Si en el hogar se estableciera un equilibrio entre el amor y el sermón, si los padres asumieran un papel digno de no prohibir sino de orientar, tendríamos menos desamor, pues en la mayoría de hogares existe la preocupación para que el niño no le falte nada material olvidando lo espiritual, olvidándose que es más importante un gesto de cariño que un montón de billetes.
En la Iglesia los líderes espirituales se les han olvidado inculcar esos valores, mismos que se fomentan de padres a hijos y piensan que es más fácil incursionar en el mundo de la política, en el mundo del diezmo, en el sermón vago y hueco que fomentar el amor entre la humanidad; se han olvidado que el papel eclesiástico debería ser de cohesión social y no en el mundo de la vanidad y la demagogia.
El Estado como principal rector social sólo se le ha ocurrido penalizar al adicto y al vendedor o productor, pero no se le ha ocurrido pensar que el oxigeno del distribuidor o traficante así como el del productor es el consumidor y que si tuviera un estímulo social, una campaña permanente de concientización para las sociedades adictas le sería más fácil y barato, así como terrorífico y sangriento combatir ese lastre social que se llama drogadicción.

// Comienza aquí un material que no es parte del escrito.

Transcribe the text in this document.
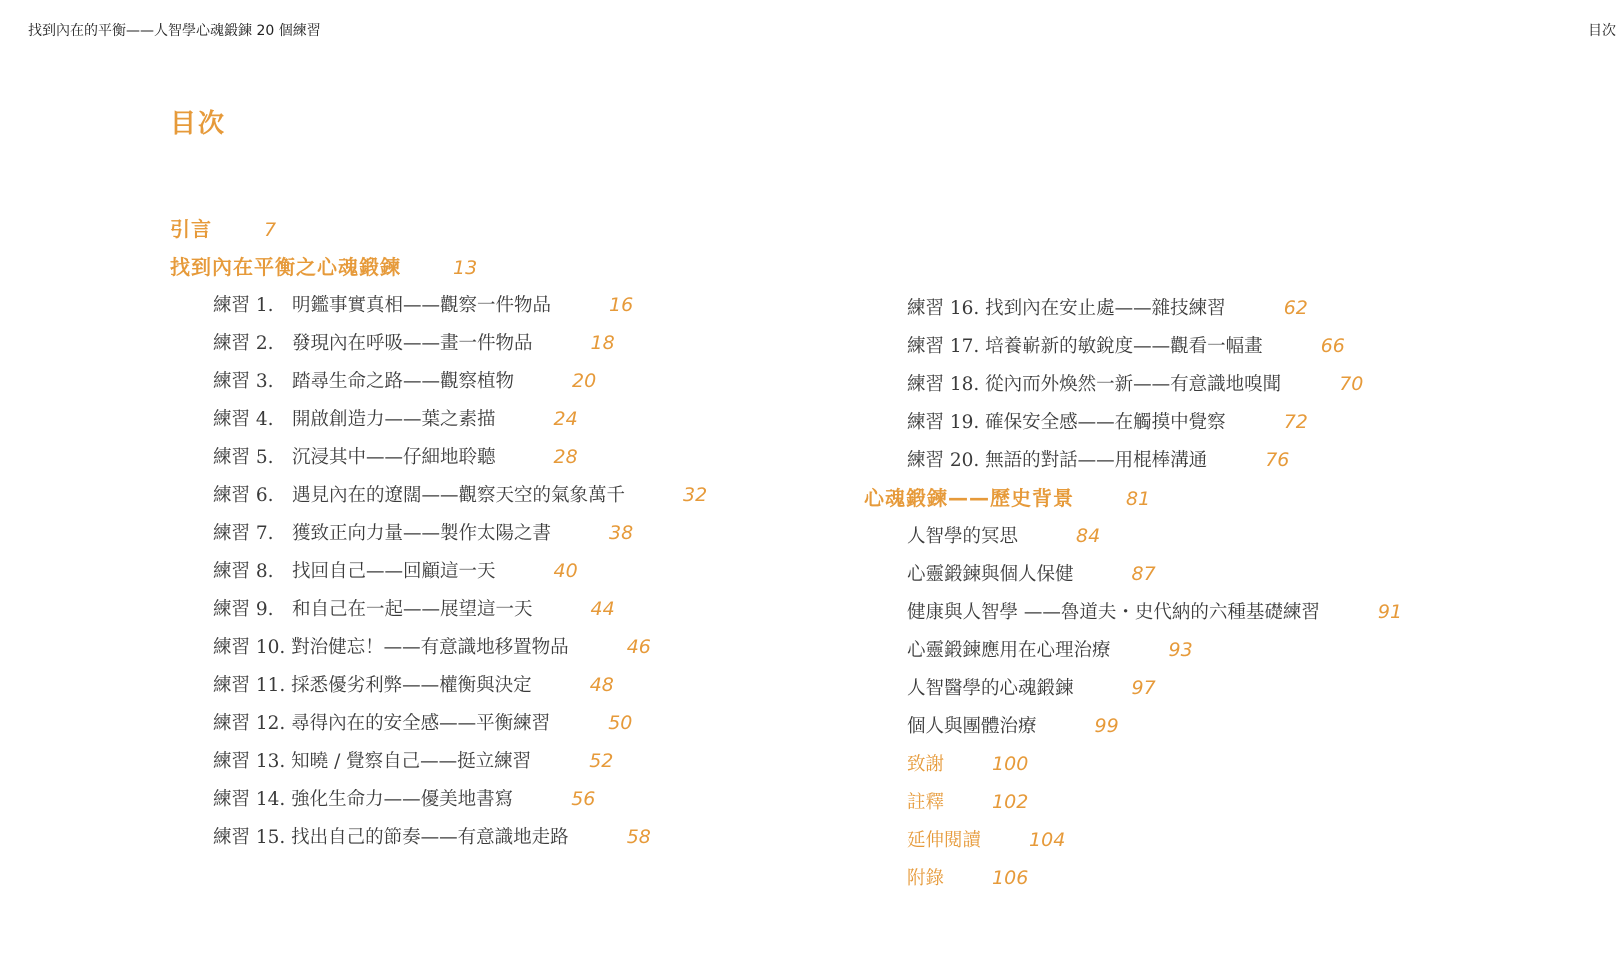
找到內在的平衡——人智學心魂鍛鍊 20 個練習	目次
目次
引言	7
找到內在平衡之心魂鍛鍊	13
練習 1.　明鑑事實真相——觀察一件物品	16
練習 2.　發現內在呼吸——畫一件物品	18
練習 3.　踏尋生命之路——觀察植物	20
練習 4.　開啟創造力——葉之素描	24
練習 5.　沉浸其中——仔細地聆聽	28
練習 6.　遇見內在的遼闊——觀察天空的氣象萬千	32
練習 7.　獲致正向力量——製作太陽之書	38
練習 8.　找回自己——回顧這一天	40
練習 9.　和自己在一起——展望這一天	44
練習 10. 對治健忘！——有意識地移置物品	46
練習 11. 採悉優劣利弊——權衡與決定	48
練習 12. 尋得內在的安全感——平衡練習	50
練習 13. 知曉 / 覺察自己——挺立練習	52
練習 14. 強化生命力——優美地書寫	56
練習 15. 找出自己的節奏——有意識地走路	58
練習 16. 找到內在安止處——雜技練習	62
練習 17. 培養嶄新的敏銳度——觀看一幅畫	66
練習 18. 從內而外煥然一新——有意識地嗅聞	70
練習 19. 確保安全感——在觸摸中覺察	72
練習 20. 無語的對話——用棍棒溝通	76
心魂鍛鍊——歷史背景	81
人智學的冥思	84
心靈鍛鍊與個人保健	87
健康與人智學 ——魯道夫・史代納的六種基礎練習	91
心靈鍛鍊應用在心理治療	93
人智醫學的心魂鍛鍊	97
個人與團體治療	99
致謝	100
註釋	102
延伸閱讀	104
附錄	106
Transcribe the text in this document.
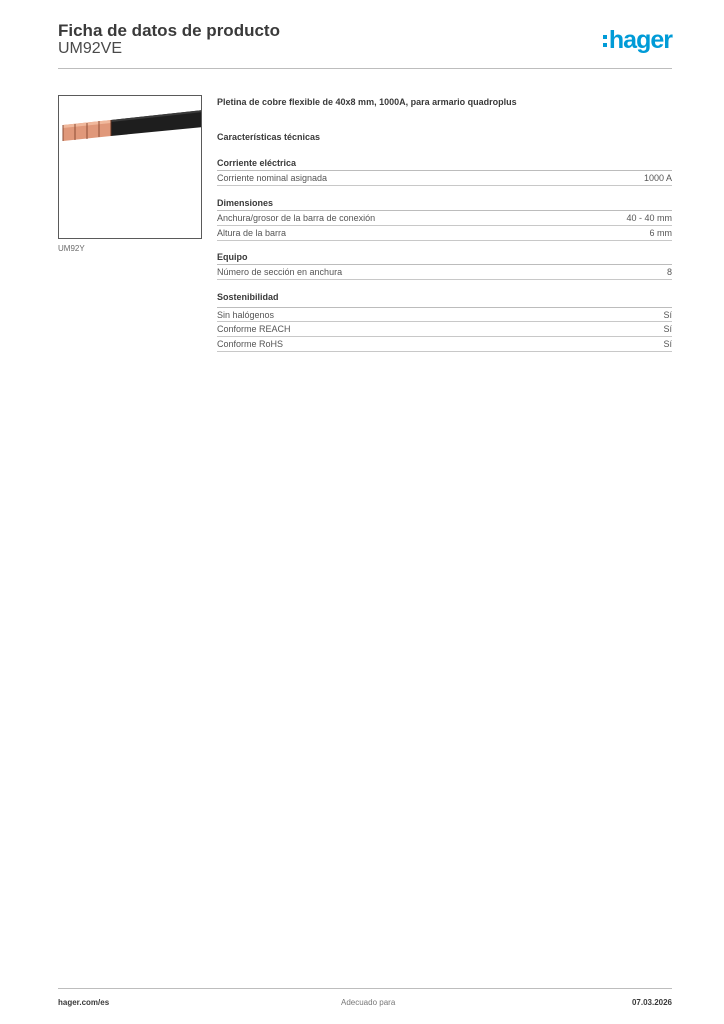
Ficha de datos de producto
UM92VE	hager
UM92Y
Pletina de cobre flexible de 40x8 mm, 1000A, para armario quadroplus
Características técnicas
Corriente eléctrica
Corriente nominal asignada	1000 A
Dimensiones
Anchura/grosor de la barra de conexión	40 - 40 mm
Altura de la barra	6 mm
Equipo
Número de sección en anchura	8
Sostenibilidad
Sin halógenos	Sí
Conforme REACH	Sí
Conforme RoHS	Sí
hager.com/es	Adecuado para	07.03.2026
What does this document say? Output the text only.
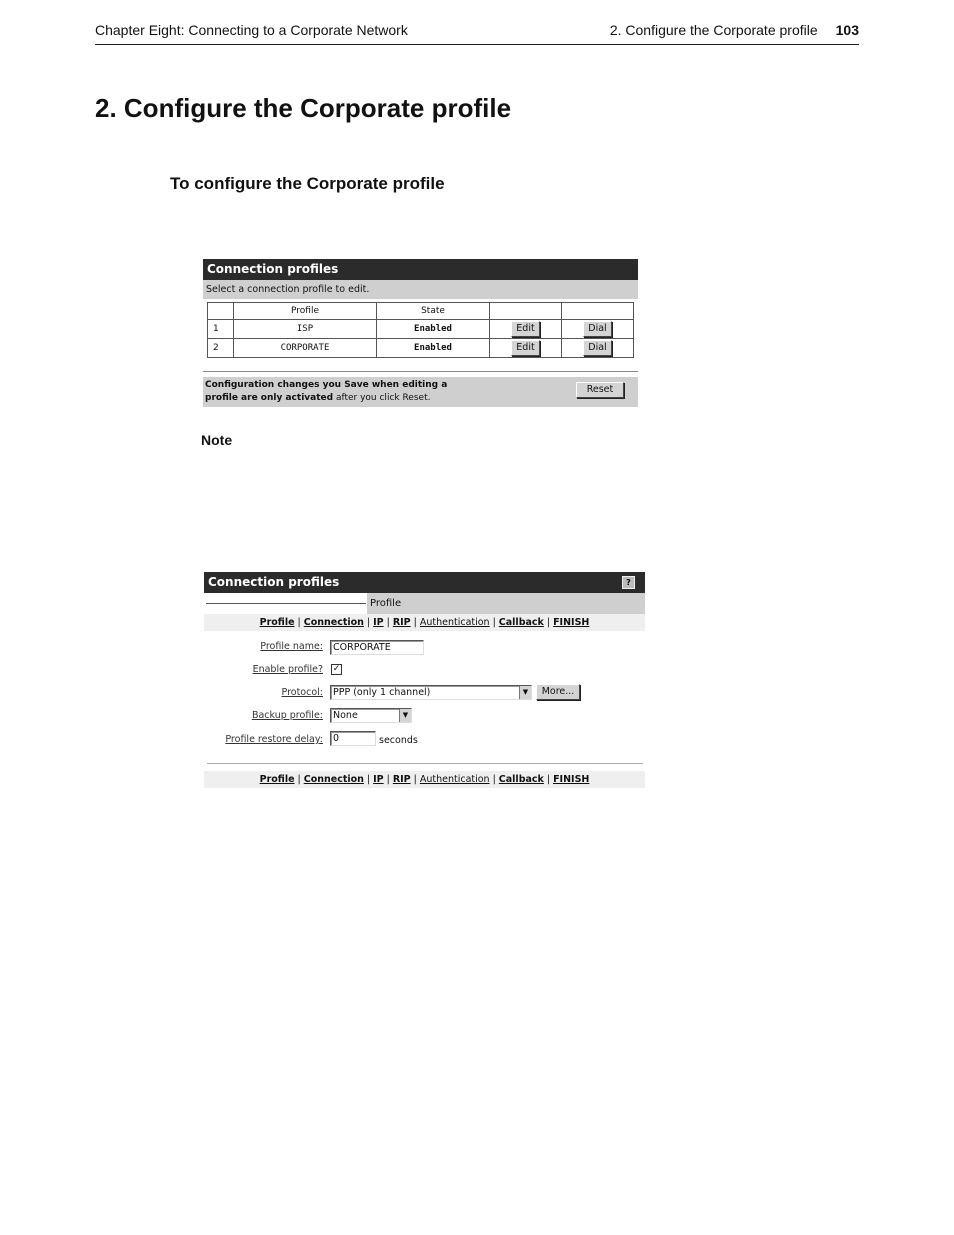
Chapter Eight: Connecting to a Corporate Network	2. Configure the Corporate profile 103
2. Configure the Corporate profile
To configure the Corporate profile
Connection profiles
Select a connection profile to edit.
	Profile	State		
1	ISP	Enabled	Edit	Dial
2	CORPORATE	Enabled	Edit	Dial
Configuration changes you Save when editing a
profile are only activated after you click Reset.
Reset
Note
Connection profiles	?
Profile
Profile | Connection | IP | RIP | Authentication | Callback | FINISH
Profile name:	CORPORATE
Enable profile? ✓
Protocol:	PPP (only 1 channel)	▼	More...
Backup profile:	None	▼
Profile restore delay:	0	seconds
Profile | Connection | IP | RIP | Authentication | Callback | FINISH
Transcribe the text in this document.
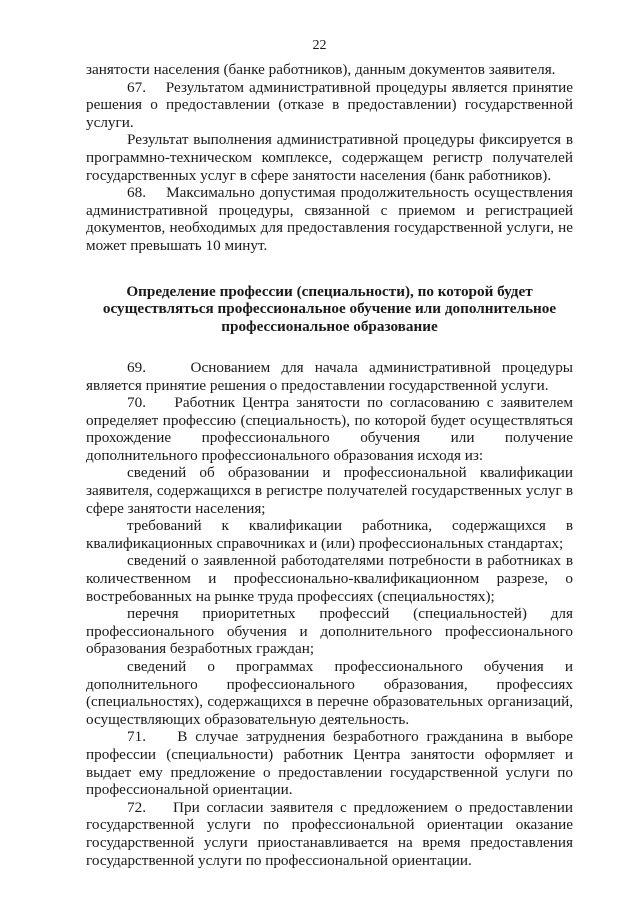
22

занятости населения (банке работников), данным документов заявителя.

67.    Результатом административной процедуры является принятие решения о предоставлении (отказе в предоставлении) государственной услуги.

Результат выполнения административной процедуры фиксируется в программно-техническом комплексе, содержащем регистр получателей государственных услуг в сфере занятости населения (банк работников).

68.    Максимально допустимая продолжительность осуществления административной процедуры, связанной с приемом и регистрацией документов, необходимых для предоставления государственной услуги, не может превышать 10 минут.

Определение профессии (специальности), по которой будет осуществляться профессиональное обучение или дополнительное профессиональное образование

69.    Основанием для начала административной процедуры является принятие решения о предоставлении государственной услуги.

70.    Работник Центра занятости по согласованию с заявителем определяет профессию (специальность), по которой будет осуществляться прохождение профессионального обучения или получение дополнительного профессионального образования исходя из:

сведений об образовании и профессиональной квалификации заявителя, содержащихся в регистре получателей государственных услуг в сфере занятости населения;

требований к квалификации работника, содержащихся в квалификационных справочниках и (или) профессиональных стандартах;

сведений о заявленной работодателями потребности в работниках в количественном и профессионально-квалификационном разрезе, о востребованных на рынке труда профессиях (специальностях);

перечня приоритетных профессий (специальностей) для профессионального обучения и дополнительного профессионального образования безработных граждан;

сведений о программах профессионального обучения и дополнительного профессионального образования, профессиях (специальностях), содержащихся в перечне образовательных организаций, осуществляющих образовательную деятельность.

71.    В случае затруднения безработного гражданина в выборе профессии (специальности) работник Центра занятости оформляет и выдает ему предложение о предоставлении государственной услуги по профессиональной ориентации.

72.    При согласии заявителя с предложением о предоставлении государственной услуги по профессиональной ориентации оказание государственной услуги приостанавливается на время предоставления государственной услуги по профессиональной ориентации.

Hablar del por qué los seres humanos incursionan en el mundo de las drogas, de cuántos son, donde están, quiénes son los principales traficantes e incluso hasta de legalizar las drogas pareciera que es la barrera eludible que ha adoptado el Estado, posiblemente sea esa una cortina de humo que mantiene con la mirada permanente la sociedad hacia su desenlace, salida feliz para una sociedad o Estado con economía paupérrima.
Debido a lo anterior, es necesario reforzar valores desde el seno familiar, demostrar principios y cohesionarnos, El estado deberá abordar y adoptar medidas para este problema como un conflicto de seguridad nacional y todos sus agentes socializantes deberá enfocarlos hacia la concientización social para que las juventudes desde su corto amanecer conozcan no solo las consecuencias sino también las bondades de ser drogadicto.
Los líderes religiosos, deben modificar sus criterios evangelizadores en los cuales, coadyuven con la familia y el Estado en hallar soluciones a este problema que está agotando a una sociedad sin respaldo de profesionales; es necesario que haya nuevas políticas que nos finquen un futuro promisorio de una sociedad avasallante y próspera.